取り残されたミズキが椅子から腰を浮かそうとするから逃げ道を塞いで、隣の椅子を引っ張ってきて正面に座った。
「なぁ」
「はっはい!」
「ビビんなって。ねぇ俺のこと嫌い?」
上目遣いで全開にあざとい顔を作ってみるとミズキが言葉に詰まった。「嫌いじゃ、ないですけど…」目が泳いでる。
「脈のありなしで惚れてねぇって言ってたけどさ、実るって嬉しくねぇの?俺のこと要らない?」
「えっと…違くて、届くわけないって思うから無邪気に手を伸ばせてた、みたいな…分かります?」
分かりません。
ミズキは泣きそうな顔で、常に逃げ道を探している。それでいて俺の顔からも目を逸らせないでいる。

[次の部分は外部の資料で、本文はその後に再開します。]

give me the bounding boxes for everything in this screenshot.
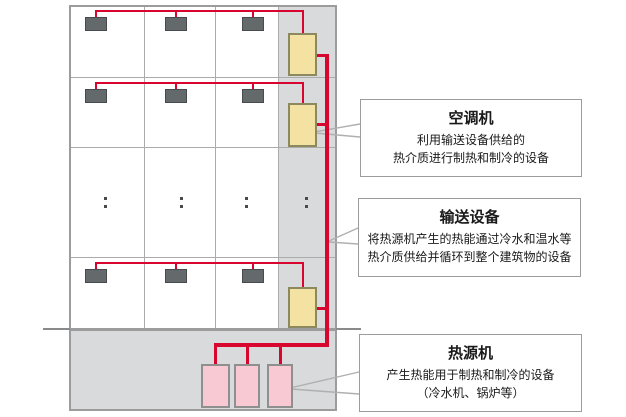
ceiling-pipe bbox=[95, 82, 304, 84]
callout-air-handler-title: 空调机 bbox=[361, 108, 581, 128]
callout-air-handler: 空调机 利用输送设备供给的 热介质进行制热和制冷的设备 bbox=[360, 99, 582, 177]
ceiling-ac-unit bbox=[242, 17, 264, 31]
heat-source-unit bbox=[201, 364, 230, 408]
callout-heat-source-line: （冷水机、锅炉等） bbox=[360, 385, 581, 402]
ceiling-ac-unit bbox=[242, 269, 264, 283]
main-riser-pipe bbox=[325, 54, 329, 347]
ceiling-pipe bbox=[95, 10, 304, 12]
air-handler-unit bbox=[288, 103, 317, 147]
floor-ellipsis-dot bbox=[245, 205, 248, 208]
ceiling-ac-unit bbox=[165, 89, 187, 103]
ceiling-ac-unit bbox=[85, 269, 107, 283]
ceiling-pipe bbox=[95, 262, 304, 264]
floor-ellipsis-dot bbox=[104, 205, 107, 208]
floor-ellipsis-dot bbox=[245, 197, 248, 200]
ceiling-ac-unit bbox=[85, 17, 107, 31]
callout-heat-source-title: 热源机 bbox=[360, 343, 581, 363]
floor-ellipsis-dot bbox=[104, 197, 107, 200]
callout-air-handler-line: 热介质进行制热和制冷的设备 bbox=[361, 150, 581, 167]
ahu-stem-pipe bbox=[302, 263, 304, 287]
hvac-building-diagram: 空调机 利用输送设备供给的 热介质进行制热和制冷的设备 输送设备 将热源机产生的… bbox=[0, 0, 626, 417]
callout-transport-line: 将热源机产生的热能通过冷水和温水等 bbox=[359, 231, 580, 248]
floor-ellipsis-dot bbox=[305, 205, 308, 208]
callout-heat-source-line: 产生热能用于制热和制冷的设备 bbox=[360, 367, 581, 384]
ahu-stem-pipe bbox=[302, 83, 304, 103]
ceiling-ac-unit bbox=[165, 269, 187, 283]
heat-source-drop-pipe bbox=[246, 345, 249, 364]
floor-ellipsis-dot bbox=[180, 197, 183, 200]
ground-line-left bbox=[43, 328, 70, 330]
callout-heat-source: 热源机 产生热能用于制热和制冷的设备 （冷水机、锅炉等） bbox=[359, 334, 582, 412]
ceiling-ac-unit bbox=[85, 89, 107, 103]
callout-transport-line: 热介质供给并循环到整个建筑物的设备 bbox=[359, 249, 580, 266]
callout-transport-title: 输送设备 bbox=[359, 207, 580, 227]
callout-air-handler-line: 利用输送设备供给的 bbox=[361, 132, 581, 149]
heat-source-drop-pipe bbox=[279, 345, 282, 364]
air-handler-unit bbox=[288, 33, 317, 76]
callout-transport: 输送设备 将热源机产生的热能通过冷水和温水等 热介质供给并循环到整个建筑物的设备 bbox=[358, 198, 581, 277]
heat-source-drop-pipe bbox=[214, 345, 217, 364]
air-handler-unit bbox=[288, 287, 317, 328]
ceiling-ac-unit bbox=[165, 17, 187, 31]
floor-ellipsis-dot bbox=[305, 197, 308, 200]
basement-pipe-run bbox=[214, 343, 329, 347]
ground-line-right bbox=[336, 328, 361, 330]
heat-source-unit bbox=[234, 364, 260, 408]
heat-source-unit bbox=[267, 364, 293, 408]
ceiling-ac-unit bbox=[242, 89, 264, 103]
ahu-stem-pipe bbox=[302, 11, 304, 33]
floor-ellipsis-dot bbox=[180, 205, 183, 208]
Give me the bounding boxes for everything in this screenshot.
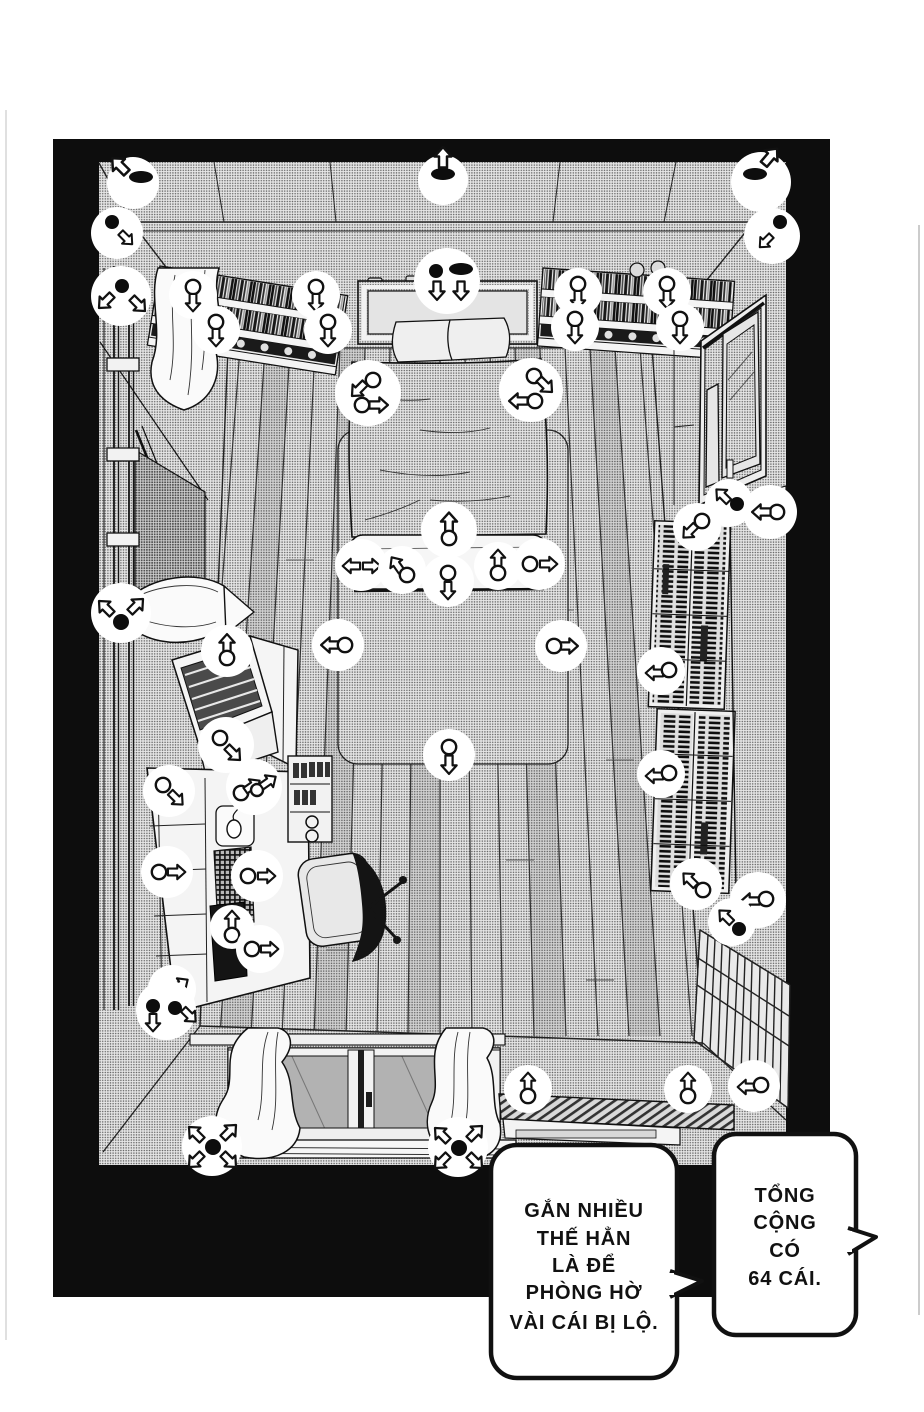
svg-text:VÀI CÁI BỊ LỘ.: VÀI CÁI BỊ LỘ. bbox=[510, 1310, 659, 1334]
svg-text:CÓ: CÓ bbox=[769, 1238, 801, 1262]
svg-text:PHÒNG HỜ: PHÒNG HỜ bbox=[526, 1280, 643, 1304]
svg-text:TỔNG: TỔNG bbox=[755, 1183, 816, 1207]
svg-text:LÀ ĐỂ: LÀ ĐỂ bbox=[552, 1254, 616, 1277]
svg-text:64 CÁI.: 64 CÁI. bbox=[748, 1267, 821, 1290]
svg-text:THẾ HẲN: THẾ HẲN bbox=[537, 1227, 632, 1250]
svg-text:CỘNG: CỘNG bbox=[753, 1210, 816, 1234]
svg-text:GẮN NHIỀU: GẮN NHIỀU bbox=[524, 1198, 643, 1222]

俺はもう、ミズキから無邪気に告白されてた頃の俺が羨ましくて仕方ないってのに。
「ねぇ」
「はっはい!」
「だからビビんなって。お前が毎日健気に告白してさ、俺の中に入ってきて勝手に好きにさせたの。高専の身内なんて俺、好きになるつもりなかったのに。ここまでOK?」
「はい…え、うん…?」
「ミズキがいないとダメな身体にされちゃった」
「い…言い方ぁ…!」
「責任、取ってね」
ニコ、でダメ押し。
お前が俺の顔に惚れたんじゃないのは知ってるよ。ちゃんと俺を見て好いてくれてんのも分かってる。でもさ、俺が欲しいもの見付けたらこういう狡いことしちゃうっての、分かってなかっただろ。
***
ネタポストより
『高専後輩夢主、五条さんに初めての任務で助けてもらったとか。何か(きっかけが)あって五条さんが大好き。無邪気にアタックするけど、お断りされる毎日。 ある時、夢主初めての長期任務で不在の日が続く。五条さん的にはやっと静かで平穏な日々が戻ってきてせーせーしてるけど。だんだん怪我してないか。とか同行者の事、好きになってるんじゃないかと心配に(同行者はモブでも夏油さんでも)ストーリーはこれじゃなくても良いので、 ぜんぜん好きじゃなかったし。好きにならない。って思ってたコを好きになっちゃってた高専五条さんに会ってみたいです』
会ってみたいも何も、こんな高専五条さん絶対生息してる…と思って書きました。
気付かせてくださってありがとうございます。